School of Information Science and Engineering, Central South University, 932 South Lushan Rd, ChangSha, 410083, China.
School of Computer and Information,Qiannan Normal University for Nationalities, Longshan Road, DuYun, 558000, China.
BMC Bioinformatics. 2018 Dec 31;19(Suppl 19):520. doi: 10.1186/s12859-018-2522-6.
Many evidences have demonstrated that circRNAs (circular RNA) play important roles in controlling gene expression of human, mouse and nematode. More importantly, circRNAs are also involved in many diseases through fine tuning of post-transcriptional gene expression by sequestering the miRNAs which associate with diseases. Therefore, identifying the circRNA-disease associations is very appealing to comprehensively understand the mechanism, treatment and diagnose of diseases, yet challenging. As the complex mechanism between circRNAs and diseases, wet-lab experiments are expensive and time-consuming to discover novel circRNA-disease associations. Therefore, it is of dire need to employ the computational methods to discover novel circRNA-disease associations.
In this study, we develop a method (DWNN-RLS) to predict circRNA-disease associations based on Regularized Least Squares of Kronecker product kernel. The similarity of circRNAs is computed from the Gaussian Interaction Profile(GIP) based on known circRNA-disease associations. In addition, the similarity of diseases is integrated by the mean of GIP similarity and sematic similarity which is computed by the direct acyclic graph (DAG) representation of diseases. The kernels of circRNA-disease pairs are constructed from the Kronecker product of the kernels of circRNAs and diseases. DWNN (decreasing weight k-nearest neighbor) method is adopted to calculate the initial relational score for new circRNAs and diseases. The Kronecker product kernel based regularised least squares approach is used to predict new circRNA-disease associations. We adopt 5-fold cross validation (5CV), 10-fold cross validation (10CV) and leave one out cross validation (LOOCV) to assess the prediction performance of our method, and compare it with other six competing methods (RLS-avg, RLS-Kron, NetLapRLS, KATZ, NBI, WP).
The experiment results show that DWNN-RLS reaches the AUC values of 0.8854, 0.9205 and 0.9701 in 5CV, 10CV and LOOCV, respectively, which illustrates that DWNN-RLS is superior to the competing methods RLS-avg, RLS-Kron, NetLapRLS, KATZ, NBI, WP. In addition, case studies also show that DWNN-RLS is an effective method to predict new circRNA-disease associations.
大量证据表明,circRNAs(环状 RNA)在人类、小鼠和线虫的基因表达调控中发挥着重要作用。更重要的是,circRNAs 通过与疾病相关的 miRNAs 的精细调控,参与了许多疾病的发生。因此,鉴定 circRNA-疾病关联对于全面了解疾病的发生机制、治疗和诊断具有重要意义,但这也是一个具有挑战性的问题。由于 circRNAs 与疾病之间的复杂机制,通过实验来发现新的 circRNA-疾病关联既昂贵又耗时。因此,迫切需要采用计算方法来发现新的 circRNA-疾病关联。

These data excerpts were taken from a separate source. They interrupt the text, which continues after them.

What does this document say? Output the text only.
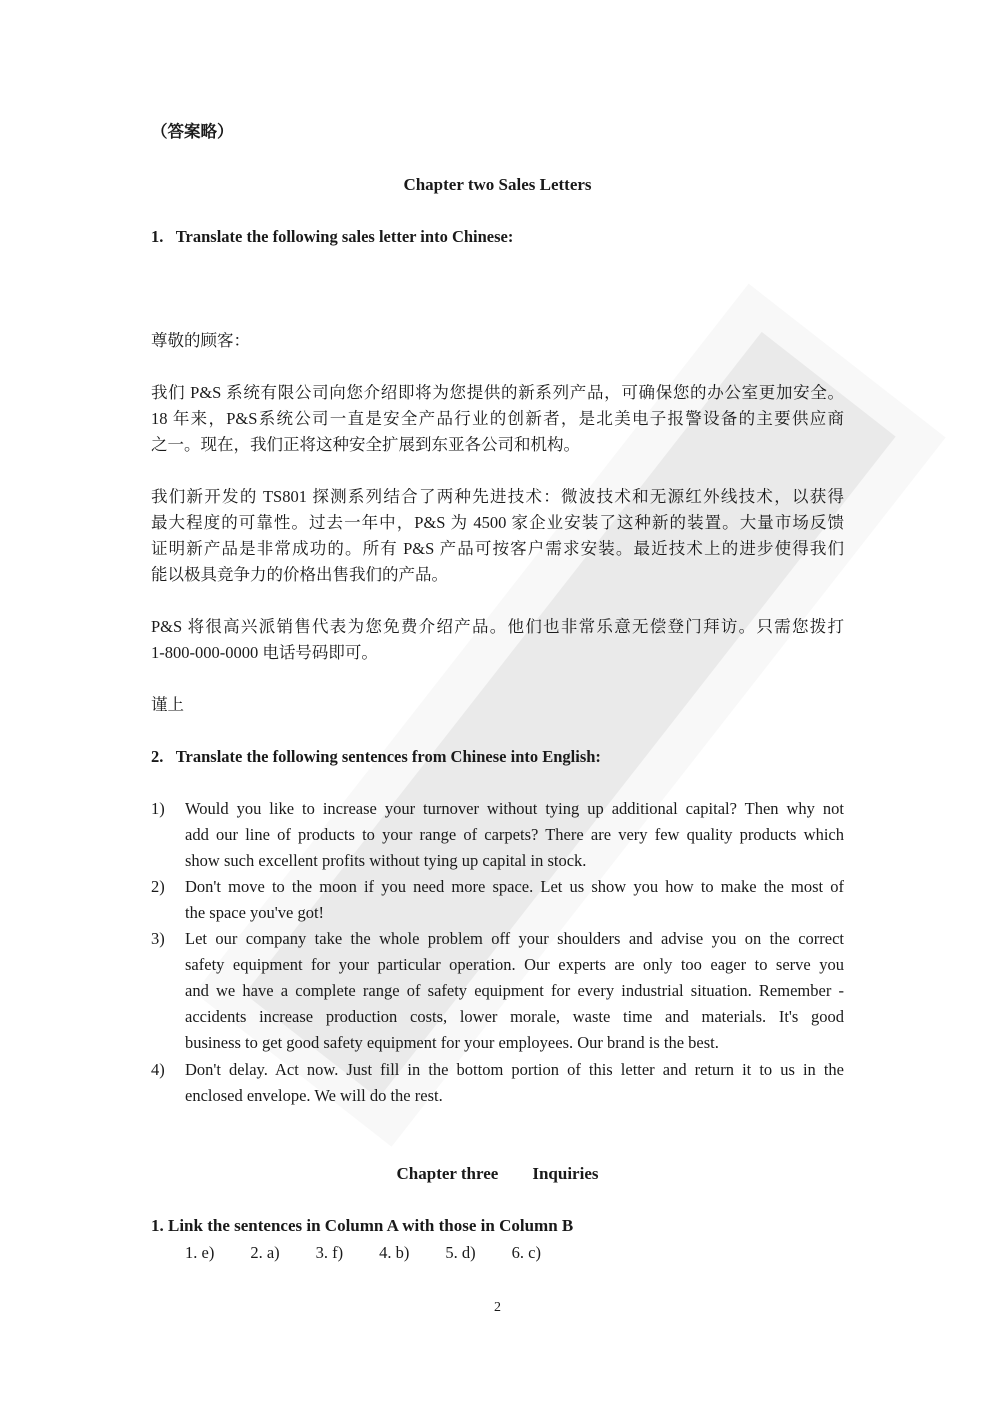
（答案略）
Chapter two Sales Letters
1.   Translate the following sales letter into Chinese:
尊敬的顾客：
我们 P&S 系统有限公司向您介绍即将为您提供的新系列产品，可确保您的办公室更加安全。
18 年来，P&S系统公司一直是安全产品行业的创新者，是北美电子报警设备的主要供应商
之一。现在，我们正将这种安全扩展到东亚各公司和机构。
我们新开发的 TS801 探测系列结合了两种先进技术：微波技术和无源红外线技术，以获得
最大程度的可靠性。过去一年中，P&S 为 4500 家企业安装了这种新的装置。大量市场反馈
证明新产品是非常成功的。所有 P&S 产品可按客户需求安装。最近技术上的进步使得我们
能以极具竞争力的价格出售我们的产品。
P&S 将很高兴派销售代表为您免费介绍产品。他们也非常乐意无偿登门拜访。只需您拨打
1-800-000-0000 电话号码即可。
谨上
2.   Translate the following sentences from Chinese into English:
1) Would you like to increase your turnover without tying up additional capital? Then why not
add our line of products to your range of carpets? There are very few quality products which
show such excellent profits without tying up capital in stock.
2) Don't move to the moon if you need more space. Let us show you how to make the most of
the space you've got!
3) Let our company take the whole problem off your shoulders and advise you on the correct
safety equipment for your particular operation. Our experts are only too eager to serve you
and we have a complete range of safety equipment for every industrial situation. Remember -
accidents increase production costs, lower morale, waste time and materials. It's good
business to get good safety equipment for your employees. Our brand is the best.
4) Don't delay. Act now. Just fill in the bottom portion of this letter and return it to us in the
enclosed envelope. We will do the rest.
Chapter three        Inquiries
1. Link the sentences in Column A with those in Column B
1. e) 2. a) 3. f) 4. b) 5. d) 6. c)
2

在这项研究中,我们提出了一种基于 Kronecker 积核正则化最小二乘法的方法(DWNN-RLS)来预测 circRNA-疾病关联。circRNA 的相似性是基于已知的 circRNA-疾病关联,通过基于高斯互作用分布(GIP)的相似性来计算的。此外,疾病的相似性是通过疾病的有向无环图(DAG)表示的 GIP 相似性和语义相似性的平均值来集成的。circRNA-疾病对的核函数是由 circRNA 和疾病的核函数的 Kronecker 积得到的。采用 DWNN(递减权 k-最近邻)方法计算新的 circRNA 和疾病的初始关联分数。采用 Kronecker 积核正则化最小二乘法预测新的 circRNA-疾病关联。我们采用 5 折交叉验证(5CV)、10 折交叉验证(10CV)和留一法交叉验证(LOOCV)来评估我们的方法的预测性能,并与其他六种竞争方法(RLS-avg、RLS-Kron、NetLapRLS、KATZ、NBI、WP)进行比较。
实验结果表明,DWNN-RLS 在 5CV、10CV 和 LOOCV 中的 AUC 值分别达到 0.8854、0.9205 和 0.9701,这表明 DWNN-RLS 优于竞争方法 RLS-avg、RLS-Kron、NetLapRLS、KATZ、NBI、WP。此外,案例研究也表明,DWNN-RLS 是一种有效的预测新的 circRNA-疾病关联的方法。